Wits researchers reported today that a nine-year-old South African child who was diagnosed with HIV-1 infection at one month of age and received antiretroviral treatment (ART) during infancy has suppressed the virus without anti-HIV drugs for eight and a half years. Wits clinician, Dr Avy Violari, F.C.Paed, reported the case today at the 9th IAS Conference on HIV Science in Paris, France. Wits researcher, Professor Caroline Tiemessen led the key laboratory investigations and is the senior author on the paper.
Worldwide, this case appears to be the third reported instance of sustained HIV-1 remission in a child after early, limited ART. The first case, the “Mississippi Baby,” born with HIV-1 in 2010, received ART beginning 30 hours after birth, stopped therapy around 18 months of age, and controlled the virus without drugs for 27 months before it reappeared in her blood. The second case reported in 2015, described a French child who was born with HIV-1 in 1996, started ART 3 months after birth, stopped treatment sometime between ages 5.5 and 7 years, and continued to control the virus without drugs more than 11 years later.
The South African child whose case was reported today was definitively diagnosed as HIV-1 positive during 2007 at 32 days of age, and was then enrolled on the the NIAID-funded Children with HIV Early Antiretroviral Therapy (CHER) clinical trial. The NIAID provided funding for the CHER trial as part of a Comprehensive International Program for Research on AIDS–South Africa grant. HIV-1 infected infants in the trial were assigned at random to receive one of three treatments - either deferred ART, or early limited ART for 40 or 96 weeks. The current child was assigned to receive early ART (AZT, 3TC, Lopinavir/ritonavir) for 40 weeks.
Before starting ART, the child had very high viral loads, but at about 9 weeks of age, the ART suppressed the virus to undetectable levels. Investigators halted treatment after 40 weeks as per the trial randomization.

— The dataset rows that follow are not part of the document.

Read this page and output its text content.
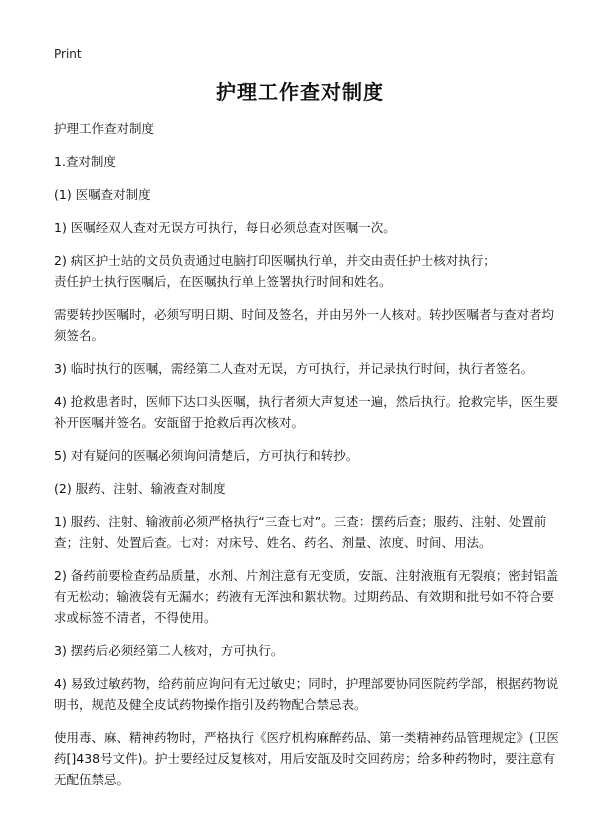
Print
护理工作查对制度

护理工作查对制度

1.查对制度

(1) 医嘱查对制度

1) 医嘱经双人查对无误方可执行，每日必须总查对医嘱一次。

2) 病区护士站的文员负责通过电脑打印医嘱执行单，并交由责任护士核对执行；
责任护士执行医嘱后，在医嘱执行单上签署执行时间和姓名。

需要转抄医嘱时，必须写明日期、时间及签名，并由另外一人核对。转抄医嘱者与查对者均须签名。

3) 临时执行的医嘱，需经第二人查对无误，方可执行，并记录执行时间，执行者签名。

4) 抢救患者时，医师下达口头医嘱，执行者须大声复述一遍，然后执行。抢救完毕，医生要补开医嘱并签名。安瓿留于抢救后再次核对。

5) 对有疑问的医嘱必须询问清楚后，方可执行和转抄。

(2) 服药、注射、输液查对制度

1) 服药、注射、输液前必须严格执行“三查七对”。三查：摆药后查；服药、注射、处置前查；注射、处置后查。七对：对床号、姓名、药名、剂量、浓度、时间、用法。

2) 备药前要检查药品质量，水剂、片剂注意有无变质，安瓿、注射液瓶有无裂痕；密封铝盖有无松动；输液袋有无漏水；药液有无浑浊和絮状物。过期药品、有效期和批号如不符合要求或标签不清者，不得使用。

3) 摆药后必须经第二人核对，方可执行。

4) 易致过敏药物，给药前应询问有无过敏史；同时，护理部要协同医院药学部，根据药物说明书，规范及健全皮试药物操作指引及药物配合禁忌表。

使用毒、麻、精神药物时，严格执行《医疗机构麻醉药品、第一类精神药品管理规定》(卫医药[]438号文件)。护士要经过反复核对，用后安瓿及时交回药房；给多种药物时，要注意有无配伍禁忌。
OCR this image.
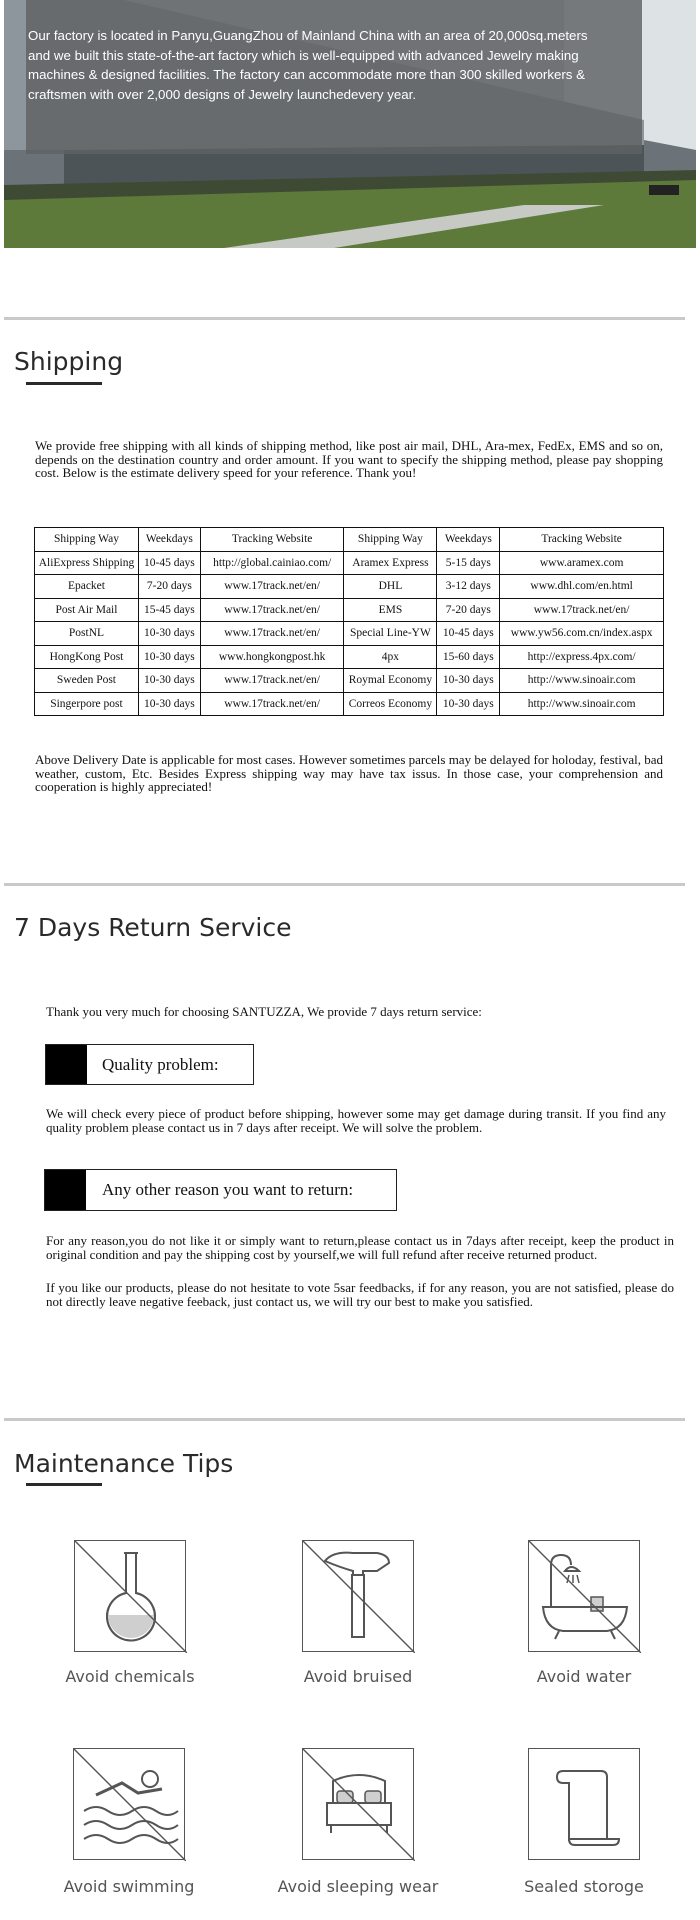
Our factory is located in Panyu,GuangZhou of Mainland China with an area of 20,000sq.meters and we built this state-of-the-art factory which is well-equipped with advanced Jewelry making machines & designed facilities. The factory can accommodate more than 300 skilled workers & craftsmen with over 2,000 designs of Jewelry launchedevery year.

Shipping

We provide free shipping with all kinds of shipping method, like post air mail, DHL, Ara-mex, FedEx, EMS and so on, depends on the destination country and order amount. If you want to specify the shipping method, please pay shopping cost. Below is the estimate delivery speed for your reference. Thank you!

Shipping Way	Weekdays	Tracking Website	Shipping Way	Weekdays	Tracking Website
AliExpress Shipping	10-45 days	http://global.cainiao.com/	Aramex Express	5-15 days	www.aramex.com
Epacket	7-20 days	www.17track.net/en/	DHL	3-12 days	www.dhl.com/en.html
Post Air Mail	15-45 days	www.17track.net/en/	EMS	7-20 days	www.17track.net/en/
PostNL	10-30 days	www.17track.net/en/	Special Line-YW	10-45 days	www.yw56.com.cn/index.aspx
HongKong Post	10-30 days	www.hongkongpost.hk	4px	15-60 days	http://express.4px.com/
Sweden Post	10-30 days	www.17track.net/en/	Roymal Economy	10-30 days	http://www.sinoair.com
Singerpore post	10-30 days	www.17track.net/en/	Correos Economy	10-30 days	http://www.sinoair.com

Above Delivery Date is applicable for most cases. However sometimes parcels may be delayed for holoday, festival, bad weather, custom, Etc. Besides Express shipping way may have tax issus. In those case, your comprehension and cooperation is highly appreciated!

7 Days Return Service

Thank you very much for choosing SANTUZZA, We provide 7 days return service:

Quality problem:

We will check every piece of product before shipping, however some may get damage during transit. If you find any quality problem please contact us in 7 days after receipt. We will solve the problem.

Any other reason you want to return:

For any reason,you do not like it or simply want to return,please contact us in 7days after receipt, keep the product in original condition and pay the shipping cost by yourself,we will full refund after receive returned product.

If you like our products, please do not hesitate to vote 5sar feedbacks, if for any reason, you are not satisfied, please do not directly leave negative feeback, just contact us, we will try our best to make you satisfied.

Maintenance Tips
Avoid chemicals	Avoid bruised	Avoid water
Avoid swimming	Avoid sleeping wear	Sealed storoge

They closely monitored the infant’s immune health and the child has remained in good health during years of follow-up examinations. Although it was not standard practice in South Africa to monitor viral load in people who were not on ART, recent analyses of stored blood samples taken during follow-up visits showed that the child has maintained undetectable levels of HIV-1 since treatment interruption.
When the child was 9 and a half years old, investigators conducted thorough laboratory and clinical studies to assess the child’s immune health and the presence of HIV-1. They detected a viral reservoir that had integrated into a tiny proportion of immune cells (calculated DNA reservoir size ≈ 5 copies/1 x 106 PBMCs), but otherwise found no evidence of HIV-1 infection. The child had a healthy level of key immune cells, a viral load that was undetectable by the routine laboratory diagnostic assays, and no symptoms of HIV-1 infection. They detected a trace of immune system response to the virus (weak HIV-specific antibodies, weak Gag-specific CD4 T cell response, no CD8 T cell response), but found no replication competent HIV-1. The scientists also confirmed that the child does not have genetic characteristics that have previously been associated with spontaneous control of HIV-1 in adults, suggesting that the 40 weeks of ART provided during infancy may have been key to achieving HIV-1 remission in this case.
Dr Avy Violari (who co-led the CHER trial with Dr Mark Cotton), is head of pediatric research at the Perinatal HIV Research Unit in the Faculty of Health Sciences. Professor Caroline Tiemessen is a Wits NRF/DST Research Chair in HIV Vaccine translational research in the Faculty of Health Sciences, and head of cell biology at the Centre of HIV and STIs of the National Institute of Communicable Diseases (NICD) in Johannesburg.